Welcome to the final edition of A Man Should Know, a column from Elliot Ackerman about how today’s lost boys can become tomorrow’s good men. This week, Elliot rounds out the series with a reflection on speaking itself. It’s a gift, he says, to get to tell a story to an audience. Here’s how to do it well.
A decade ago, in Afghanistan, one of my friends was killed. He and I had fought alongside one another in the Marines years before. After news of his death arrived in the U.S., I learned he’d left plans for his own funeral. He wanted me to deliver a eulogy.
The ceremony was scheduled for a few weeks later. He had left behind a wife and three children, and I felt overwhelmed trying to come up with something to say that would feel worthy. As I struggled with this assignment, my wife offered me a bit of advice: “You know who the eulogy is for, don’t you?” I had to confess that I didn’t. “It’s for his children,” she said. Suddenly, my audience became clear. I knew who I was speaking to, and this allowed me to speak from the heart about their father.

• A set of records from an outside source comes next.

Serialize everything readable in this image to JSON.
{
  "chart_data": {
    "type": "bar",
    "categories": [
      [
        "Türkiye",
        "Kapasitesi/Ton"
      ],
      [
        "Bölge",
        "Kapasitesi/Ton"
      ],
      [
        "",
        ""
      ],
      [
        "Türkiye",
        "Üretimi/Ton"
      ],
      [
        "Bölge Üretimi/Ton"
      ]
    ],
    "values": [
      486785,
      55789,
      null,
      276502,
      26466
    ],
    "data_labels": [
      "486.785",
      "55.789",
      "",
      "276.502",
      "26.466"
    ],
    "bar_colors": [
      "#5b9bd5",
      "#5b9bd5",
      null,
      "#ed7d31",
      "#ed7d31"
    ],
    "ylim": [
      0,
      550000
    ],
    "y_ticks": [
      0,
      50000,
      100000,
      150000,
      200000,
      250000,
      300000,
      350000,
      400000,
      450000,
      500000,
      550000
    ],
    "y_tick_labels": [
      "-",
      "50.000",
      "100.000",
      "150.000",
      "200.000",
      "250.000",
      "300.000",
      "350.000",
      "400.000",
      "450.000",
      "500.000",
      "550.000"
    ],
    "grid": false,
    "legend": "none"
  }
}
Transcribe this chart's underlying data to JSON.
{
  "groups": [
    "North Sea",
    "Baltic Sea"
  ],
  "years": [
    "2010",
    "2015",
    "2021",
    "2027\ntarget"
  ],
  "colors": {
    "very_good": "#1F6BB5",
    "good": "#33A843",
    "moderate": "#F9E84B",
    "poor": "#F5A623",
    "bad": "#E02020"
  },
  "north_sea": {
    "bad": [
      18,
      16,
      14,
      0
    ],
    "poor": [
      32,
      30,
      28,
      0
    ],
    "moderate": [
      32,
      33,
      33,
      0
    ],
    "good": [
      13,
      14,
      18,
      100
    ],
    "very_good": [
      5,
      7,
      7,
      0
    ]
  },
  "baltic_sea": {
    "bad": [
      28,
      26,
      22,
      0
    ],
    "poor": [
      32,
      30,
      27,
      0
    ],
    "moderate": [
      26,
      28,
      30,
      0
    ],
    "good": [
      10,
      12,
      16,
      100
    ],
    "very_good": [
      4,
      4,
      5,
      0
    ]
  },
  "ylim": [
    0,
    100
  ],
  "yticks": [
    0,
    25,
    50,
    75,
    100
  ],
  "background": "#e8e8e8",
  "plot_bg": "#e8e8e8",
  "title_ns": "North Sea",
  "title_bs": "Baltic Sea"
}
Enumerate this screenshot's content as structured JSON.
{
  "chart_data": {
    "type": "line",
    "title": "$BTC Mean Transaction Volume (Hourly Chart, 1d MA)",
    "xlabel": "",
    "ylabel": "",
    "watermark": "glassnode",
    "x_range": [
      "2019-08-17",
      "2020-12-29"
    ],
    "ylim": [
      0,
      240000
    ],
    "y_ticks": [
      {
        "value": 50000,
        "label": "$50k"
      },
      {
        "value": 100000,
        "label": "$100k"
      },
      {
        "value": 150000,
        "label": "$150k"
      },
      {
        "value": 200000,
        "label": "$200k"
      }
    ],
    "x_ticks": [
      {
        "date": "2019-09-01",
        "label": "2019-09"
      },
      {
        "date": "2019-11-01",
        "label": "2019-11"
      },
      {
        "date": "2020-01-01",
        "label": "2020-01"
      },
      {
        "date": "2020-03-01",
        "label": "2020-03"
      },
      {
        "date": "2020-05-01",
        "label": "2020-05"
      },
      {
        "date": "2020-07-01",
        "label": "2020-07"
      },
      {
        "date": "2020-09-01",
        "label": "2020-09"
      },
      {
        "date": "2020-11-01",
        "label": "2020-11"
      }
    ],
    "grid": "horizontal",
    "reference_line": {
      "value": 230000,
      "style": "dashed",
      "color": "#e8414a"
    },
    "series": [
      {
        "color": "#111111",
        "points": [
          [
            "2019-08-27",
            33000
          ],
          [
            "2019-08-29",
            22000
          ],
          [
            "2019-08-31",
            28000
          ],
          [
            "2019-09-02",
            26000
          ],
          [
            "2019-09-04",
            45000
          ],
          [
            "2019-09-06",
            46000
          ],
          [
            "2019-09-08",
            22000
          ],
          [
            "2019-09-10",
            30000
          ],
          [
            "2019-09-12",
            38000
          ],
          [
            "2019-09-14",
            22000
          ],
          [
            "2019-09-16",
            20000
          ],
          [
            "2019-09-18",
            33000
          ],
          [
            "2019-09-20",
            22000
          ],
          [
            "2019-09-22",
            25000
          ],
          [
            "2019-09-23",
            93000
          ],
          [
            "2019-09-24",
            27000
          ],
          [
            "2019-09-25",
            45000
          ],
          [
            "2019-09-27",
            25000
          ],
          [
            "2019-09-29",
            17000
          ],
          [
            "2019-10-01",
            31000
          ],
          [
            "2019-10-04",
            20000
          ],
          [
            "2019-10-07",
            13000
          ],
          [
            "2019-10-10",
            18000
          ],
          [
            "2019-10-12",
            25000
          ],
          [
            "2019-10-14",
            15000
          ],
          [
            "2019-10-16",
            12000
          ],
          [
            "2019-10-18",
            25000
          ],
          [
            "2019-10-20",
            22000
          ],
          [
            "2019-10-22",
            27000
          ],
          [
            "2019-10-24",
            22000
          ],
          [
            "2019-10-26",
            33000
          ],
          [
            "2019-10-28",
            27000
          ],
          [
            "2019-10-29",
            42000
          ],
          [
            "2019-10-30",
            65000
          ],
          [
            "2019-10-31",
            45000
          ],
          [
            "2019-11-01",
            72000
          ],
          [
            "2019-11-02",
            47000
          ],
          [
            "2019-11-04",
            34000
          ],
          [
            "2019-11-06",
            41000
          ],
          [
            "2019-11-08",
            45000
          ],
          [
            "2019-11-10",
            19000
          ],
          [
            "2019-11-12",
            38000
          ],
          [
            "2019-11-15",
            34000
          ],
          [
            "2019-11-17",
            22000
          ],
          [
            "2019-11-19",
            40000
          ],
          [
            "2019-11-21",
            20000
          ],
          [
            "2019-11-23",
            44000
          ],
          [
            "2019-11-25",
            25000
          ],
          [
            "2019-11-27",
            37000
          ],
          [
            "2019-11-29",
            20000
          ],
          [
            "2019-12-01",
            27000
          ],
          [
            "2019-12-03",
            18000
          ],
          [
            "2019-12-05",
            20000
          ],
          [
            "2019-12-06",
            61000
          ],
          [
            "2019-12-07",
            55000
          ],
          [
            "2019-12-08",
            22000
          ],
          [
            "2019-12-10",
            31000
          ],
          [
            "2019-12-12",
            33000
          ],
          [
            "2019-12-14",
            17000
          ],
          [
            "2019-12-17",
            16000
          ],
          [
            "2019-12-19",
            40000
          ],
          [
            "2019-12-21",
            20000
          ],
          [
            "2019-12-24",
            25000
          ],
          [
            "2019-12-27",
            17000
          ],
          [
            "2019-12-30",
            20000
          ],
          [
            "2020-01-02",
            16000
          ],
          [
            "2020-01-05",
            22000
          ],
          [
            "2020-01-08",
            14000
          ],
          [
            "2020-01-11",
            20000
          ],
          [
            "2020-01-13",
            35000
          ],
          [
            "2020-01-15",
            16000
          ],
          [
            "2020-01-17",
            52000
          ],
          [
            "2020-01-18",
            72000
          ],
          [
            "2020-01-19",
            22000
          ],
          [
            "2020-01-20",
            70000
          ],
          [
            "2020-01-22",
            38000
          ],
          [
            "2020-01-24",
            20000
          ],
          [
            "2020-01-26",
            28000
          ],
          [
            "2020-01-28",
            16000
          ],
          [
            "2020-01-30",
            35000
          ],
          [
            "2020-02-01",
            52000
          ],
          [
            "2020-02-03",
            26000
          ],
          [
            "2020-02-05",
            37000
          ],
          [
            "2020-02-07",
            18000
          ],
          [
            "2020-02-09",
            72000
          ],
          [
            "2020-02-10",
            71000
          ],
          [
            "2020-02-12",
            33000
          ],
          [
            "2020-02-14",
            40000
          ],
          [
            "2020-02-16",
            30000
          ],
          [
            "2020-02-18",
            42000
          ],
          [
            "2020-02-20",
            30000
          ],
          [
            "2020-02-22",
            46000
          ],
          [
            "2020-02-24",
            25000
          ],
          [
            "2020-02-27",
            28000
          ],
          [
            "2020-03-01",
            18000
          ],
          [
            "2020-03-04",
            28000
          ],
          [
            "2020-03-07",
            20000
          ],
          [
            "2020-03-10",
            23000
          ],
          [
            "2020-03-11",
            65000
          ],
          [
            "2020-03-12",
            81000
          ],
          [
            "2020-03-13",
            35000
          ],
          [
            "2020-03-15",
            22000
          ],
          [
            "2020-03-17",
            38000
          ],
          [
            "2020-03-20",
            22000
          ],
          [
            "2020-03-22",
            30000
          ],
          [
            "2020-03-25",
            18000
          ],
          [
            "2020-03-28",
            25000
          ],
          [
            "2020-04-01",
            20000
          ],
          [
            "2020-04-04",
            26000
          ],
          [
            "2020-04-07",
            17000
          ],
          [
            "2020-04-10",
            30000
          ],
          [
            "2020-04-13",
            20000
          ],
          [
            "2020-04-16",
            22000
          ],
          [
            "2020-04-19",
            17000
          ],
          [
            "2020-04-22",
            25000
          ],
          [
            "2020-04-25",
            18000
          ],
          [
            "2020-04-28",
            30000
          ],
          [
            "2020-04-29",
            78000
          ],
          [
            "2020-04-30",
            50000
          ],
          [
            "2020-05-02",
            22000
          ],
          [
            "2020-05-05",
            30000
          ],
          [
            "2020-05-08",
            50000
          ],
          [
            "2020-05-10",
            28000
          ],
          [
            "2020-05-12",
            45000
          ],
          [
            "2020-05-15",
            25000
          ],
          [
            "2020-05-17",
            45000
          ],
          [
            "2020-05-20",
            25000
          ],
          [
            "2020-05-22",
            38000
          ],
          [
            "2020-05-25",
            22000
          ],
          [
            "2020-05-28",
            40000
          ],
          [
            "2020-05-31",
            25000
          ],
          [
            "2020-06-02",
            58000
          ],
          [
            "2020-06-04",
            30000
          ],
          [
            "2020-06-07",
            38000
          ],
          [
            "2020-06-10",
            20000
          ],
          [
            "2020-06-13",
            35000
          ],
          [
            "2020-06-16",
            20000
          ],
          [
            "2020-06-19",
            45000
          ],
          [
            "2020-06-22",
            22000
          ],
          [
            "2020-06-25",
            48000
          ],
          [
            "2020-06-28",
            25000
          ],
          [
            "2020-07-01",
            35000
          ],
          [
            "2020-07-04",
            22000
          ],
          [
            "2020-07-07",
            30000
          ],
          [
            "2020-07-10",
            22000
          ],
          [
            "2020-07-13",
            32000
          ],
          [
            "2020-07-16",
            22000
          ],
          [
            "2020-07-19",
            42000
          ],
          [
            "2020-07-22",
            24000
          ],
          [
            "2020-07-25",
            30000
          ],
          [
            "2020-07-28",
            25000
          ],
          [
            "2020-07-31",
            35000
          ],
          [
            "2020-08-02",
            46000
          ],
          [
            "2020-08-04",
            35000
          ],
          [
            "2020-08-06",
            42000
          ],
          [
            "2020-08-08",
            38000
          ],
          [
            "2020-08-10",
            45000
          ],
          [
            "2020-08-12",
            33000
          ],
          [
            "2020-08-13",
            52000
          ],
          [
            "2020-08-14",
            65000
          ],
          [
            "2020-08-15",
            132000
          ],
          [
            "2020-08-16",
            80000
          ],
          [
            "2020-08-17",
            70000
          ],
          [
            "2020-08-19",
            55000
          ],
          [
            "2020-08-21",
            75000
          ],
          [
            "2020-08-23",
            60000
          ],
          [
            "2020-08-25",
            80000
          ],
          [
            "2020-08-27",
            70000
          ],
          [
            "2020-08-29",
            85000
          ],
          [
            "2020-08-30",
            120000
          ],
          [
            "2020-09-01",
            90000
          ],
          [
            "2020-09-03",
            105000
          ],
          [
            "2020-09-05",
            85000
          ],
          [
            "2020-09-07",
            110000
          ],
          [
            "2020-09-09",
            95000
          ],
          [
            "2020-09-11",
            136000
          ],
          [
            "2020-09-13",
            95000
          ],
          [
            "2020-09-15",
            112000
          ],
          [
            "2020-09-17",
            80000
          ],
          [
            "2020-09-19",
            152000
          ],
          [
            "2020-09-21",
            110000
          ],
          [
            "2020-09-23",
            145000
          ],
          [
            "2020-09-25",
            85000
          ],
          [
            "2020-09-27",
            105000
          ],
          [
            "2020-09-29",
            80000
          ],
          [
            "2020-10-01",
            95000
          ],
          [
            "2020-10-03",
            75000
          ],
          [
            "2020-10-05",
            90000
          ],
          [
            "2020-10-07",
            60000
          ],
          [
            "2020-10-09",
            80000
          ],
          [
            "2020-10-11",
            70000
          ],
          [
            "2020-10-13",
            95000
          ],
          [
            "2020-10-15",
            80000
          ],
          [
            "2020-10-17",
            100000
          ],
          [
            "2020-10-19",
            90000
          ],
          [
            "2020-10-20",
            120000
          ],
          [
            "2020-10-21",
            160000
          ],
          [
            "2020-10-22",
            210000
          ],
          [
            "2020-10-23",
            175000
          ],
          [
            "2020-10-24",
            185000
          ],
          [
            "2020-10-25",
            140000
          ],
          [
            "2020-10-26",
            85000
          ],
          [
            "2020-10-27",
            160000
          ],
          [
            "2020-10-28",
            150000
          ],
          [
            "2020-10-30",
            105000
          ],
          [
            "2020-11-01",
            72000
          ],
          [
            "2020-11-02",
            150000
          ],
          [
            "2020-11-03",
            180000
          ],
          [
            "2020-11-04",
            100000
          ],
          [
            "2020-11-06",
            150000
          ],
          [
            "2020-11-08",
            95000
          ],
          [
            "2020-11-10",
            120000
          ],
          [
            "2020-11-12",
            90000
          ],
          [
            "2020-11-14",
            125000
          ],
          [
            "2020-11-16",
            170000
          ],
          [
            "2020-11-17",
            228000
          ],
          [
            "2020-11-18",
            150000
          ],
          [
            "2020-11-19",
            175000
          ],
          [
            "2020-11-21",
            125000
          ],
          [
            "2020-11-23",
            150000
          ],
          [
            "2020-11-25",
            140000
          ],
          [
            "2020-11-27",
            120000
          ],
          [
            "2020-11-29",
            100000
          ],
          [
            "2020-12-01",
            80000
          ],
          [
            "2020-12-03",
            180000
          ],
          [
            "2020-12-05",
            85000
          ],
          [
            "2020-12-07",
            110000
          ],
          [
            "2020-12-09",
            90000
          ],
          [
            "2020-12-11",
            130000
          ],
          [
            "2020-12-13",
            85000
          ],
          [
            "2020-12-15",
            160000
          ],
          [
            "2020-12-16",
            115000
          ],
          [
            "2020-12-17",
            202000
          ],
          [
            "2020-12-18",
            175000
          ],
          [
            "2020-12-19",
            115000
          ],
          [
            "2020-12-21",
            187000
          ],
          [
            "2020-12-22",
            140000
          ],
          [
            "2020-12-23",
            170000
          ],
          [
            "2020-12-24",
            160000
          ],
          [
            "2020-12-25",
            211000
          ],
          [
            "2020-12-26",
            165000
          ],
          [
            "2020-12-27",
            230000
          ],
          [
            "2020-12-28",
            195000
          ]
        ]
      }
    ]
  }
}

Public speaking is part of life. Whether addressing your team at work, giving a toast at a wedding, or delivering a eulogy, most of us will have to stand in front of a crowd and speak at some point. Some find it very natural, but most suffer a little anxiety. My past life as a military officer and my current one as a writer demand that I often speak in public. Along the way, I’ve learned a few lessons.